|Weston Morris, artist|
Eccentric Chicago artist Weston Morris unveiled Past, works by Weston Morris at Green Home Chicago February 6th. The colorful results can be seen as a exhilarating collaboration of time and space. Morris' vivid digital works playfully contrast the midcentury modern decor showroom in which they are presented. The "extension of furniture" concept, a theory of art perfecting the pairing of a fine art, furniture and design creates tingly feelings in the viewer, away from staid, blank, white gallery walls. Past features framed digital prints, sculptural objects and a new book based on a long-developed project, 50 Elvis Fans Can Be Wrong.
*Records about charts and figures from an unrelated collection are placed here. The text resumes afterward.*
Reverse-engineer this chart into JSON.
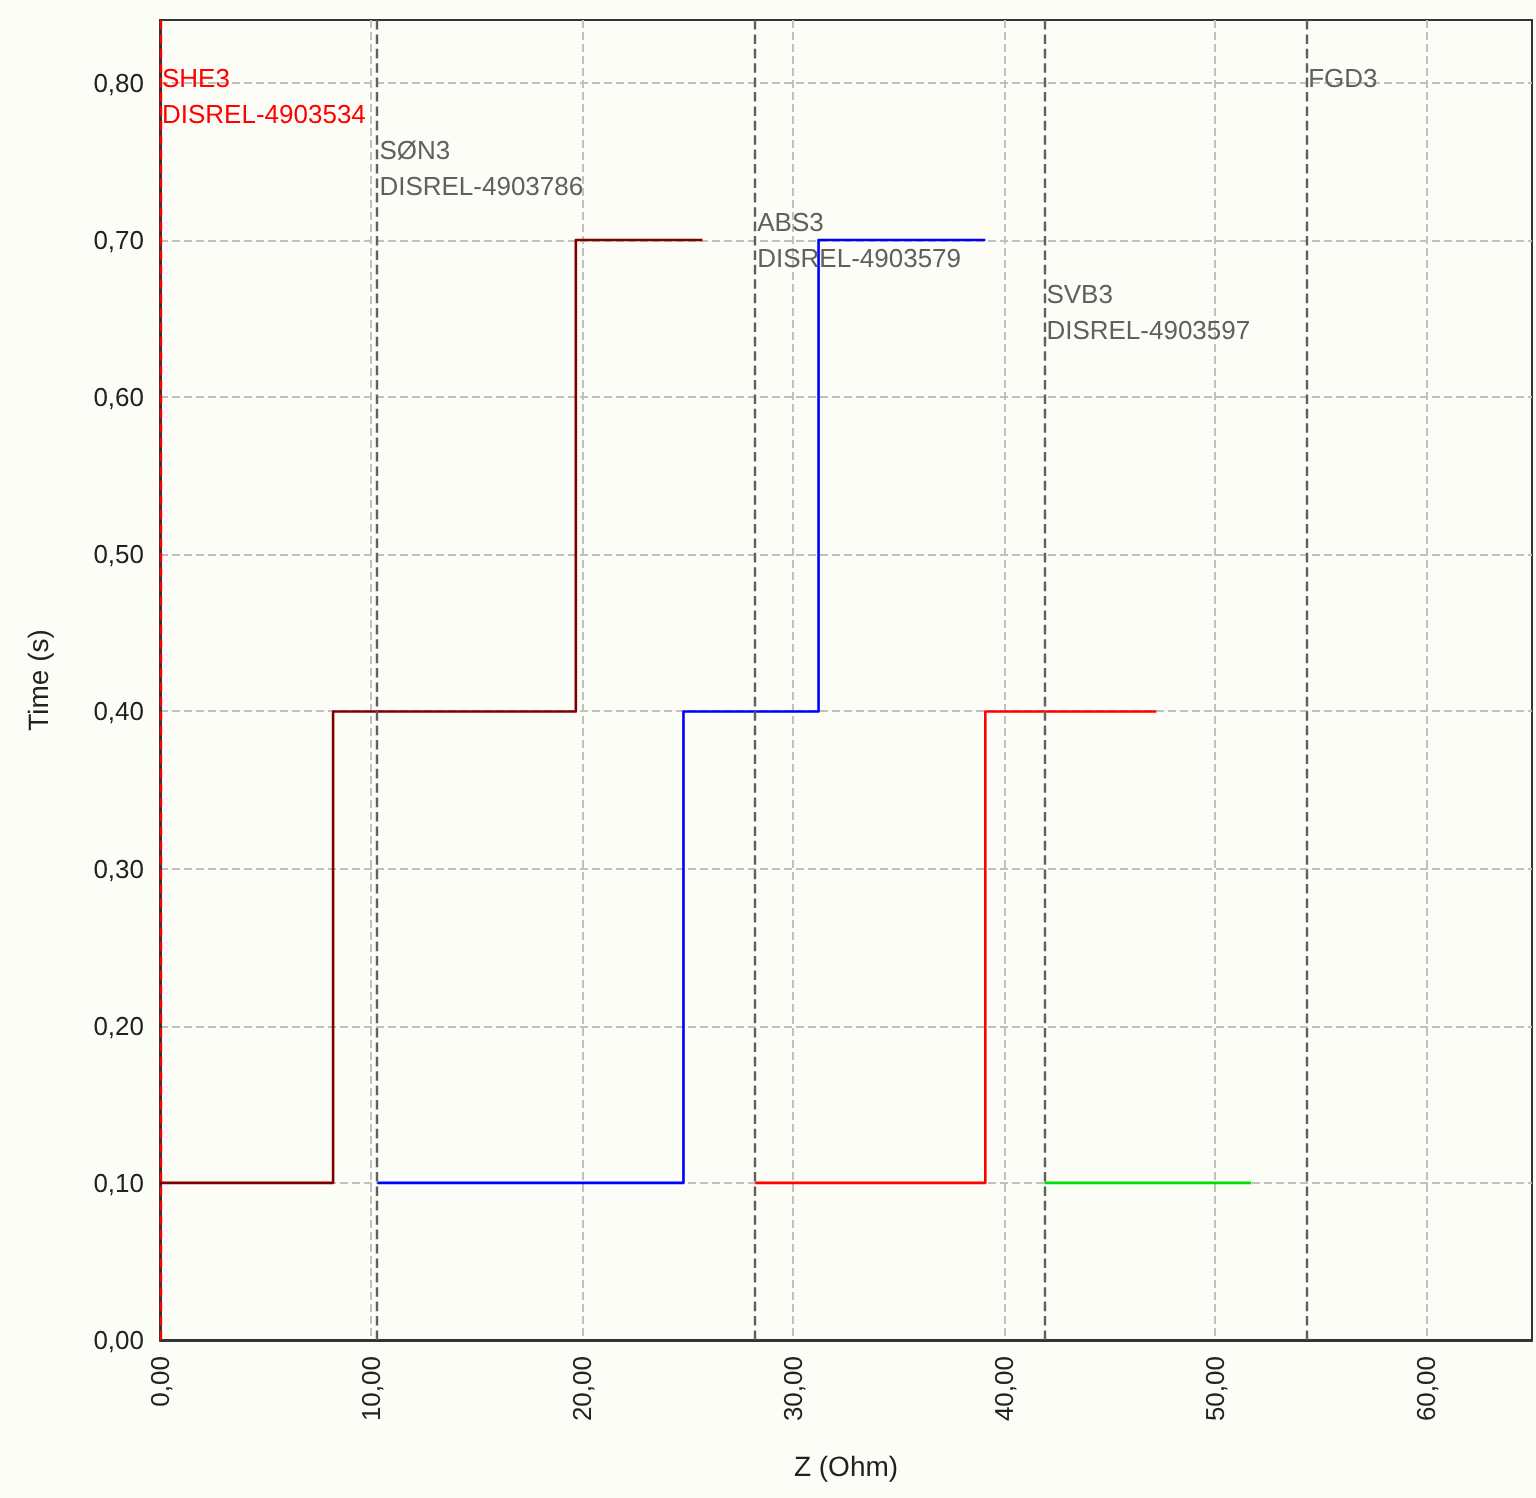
{
  "chart_data": {
    "type": "step",
    "xlabel": "Z (Ohm)",
    "ylabel": "Time (s)",
    "xlim": [
      0,
      65
    ],
    "xticks": [
      {
        "value": 0,
        "label": "0,00"
      },
      {
        "value": 10,
        "label": "10,00"
      },
      {
        "value": 20,
        "label": "20,00"
      },
      {
        "value": 30,
        "label": "30,00"
      },
      {
        "value": 40,
        "label": "40,00"
      },
      {
        "value": 50,
        "label": "50,00"
      },
      {
        "value": 60,
        "label": "60,00"
      }
    ],
    "ylim": [
      0,
      0.84
    ],
    "yticks": [
      {
        "value": 0,
        "label": "0,00"
      },
      {
        "value": 0.1,
        "label": "0,10"
      },
      {
        "value": 0.2,
        "label": "0,20"
      },
      {
        "value": 0.3,
        "label": "0,30"
      },
      {
        "value": 0.4,
        "label": "0,40"
      },
      {
        "value": 0.5,
        "label": "0,50"
      },
      {
        "value": 0.6,
        "label": "0,60"
      },
      {
        "value": 0.7,
        "label": "0,70"
      },
      {
        "value": 0.8,
        "label": "0,80"
      }
    ],
    "grid": true,
    "line_style": "solid",
    "marker": "none",
    "series": [
      {
        "color": "#800000",
        "x": [
          0,
          8.2,
          19.7,
          25.7
        ],
        "values": [
          0.1,
          0.4,
          0.7,
          0.7
        ]
      },
      {
        "color": "#0000ff",
        "x": [
          10.3,
          24.8,
          31.2,
          39.1
        ],
        "values": [
          0.1,
          0.4,
          0.7,
          0.7
        ]
      },
      {
        "color": "#ff0000",
        "x": [
          28.2,
          39.1,
          47.2
        ],
        "values": [
          0.1,
          0.4,
          0.4
        ]
      },
      {
        "color": "#00e000",
        "x": [
          41.9,
          51.7
        ],
        "values": [
          0.1,
          0.1
        ]
      }
    ],
    "ref_lines": [
      {
        "axis": "x",
        "value": 0,
        "label": "SHE3\nDISREL-4903534",
        "color": "#ff0000",
        "line_style": "dashed"
      },
      {
        "axis": "x",
        "value": 10.3,
        "label": "SØN3\nDISREL-4903786",
        "color": "#606060",
        "line_style": "dashed"
      },
      {
        "axis": "x",
        "value": 28.2,
        "label": "ABS3\nDISREL-4903579",
        "color": "#606060",
        "line_style": "dashed"
      },
      {
        "axis": "x",
        "value": 41.9,
        "label": "SVB3\nDISREL-4903597",
        "color": "#606060",
        "line_style": "dashed"
      },
      {
        "axis": "x",
        "value": 54.3,
        "label": "FGD3",
        "color": "#606060",
        "line_style": "dashed"
      }
    ]
  }
}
One can enjoy Past on a purely aesthetic level: vibrant color and contrasts. Muted tones are a hallmark of midcentury modern. Plum, avocado, tomato, and chocolate offer a richness of color without compromising their often subdued stylings. Morris' vivid psychedelia in deep red, green and blue hues trips, if not rips, through time and makes his palette pop off of the walls. Black and white photography, the oft-embedded elements of Morris' digitally manipulated works highlight a core contrast within a multitude of contrasts available with his new media art.
The content of Past as a retrospective of Morris art oeuvre, framed by the space in a trendy yet timeless contextualization of art at midcentury America and beyond. Morris works are whimsical, exhibiting a child-like wonderment at pop culture and games. Morris riffs on Elvis in his new book, 50 Elvis Fans Can Be Wrong. I wished the book itself was more visible as there was only one copy available at the retail location, but it is has been thoughtfully made available for purchase online. The original Polaroids that support the volume are present, but the bound photographic essay is an improvement. 50 Elvis Fans Can Be Wrong fuses the complexity of Joseph Beuys' "Everyone is an Artist" meme with Elvis' superstardom. It moves the context of Andy Warhol's Marilyn series into the crowdsourced internet age. While Morris' works put the celebration and whimsy back in celebrity, they are grounded in the seriousness of mid century modern: clean lines, international style, eco-minimalism, earthy, and practical home decor that contrasts nicely and contextualize the works on display.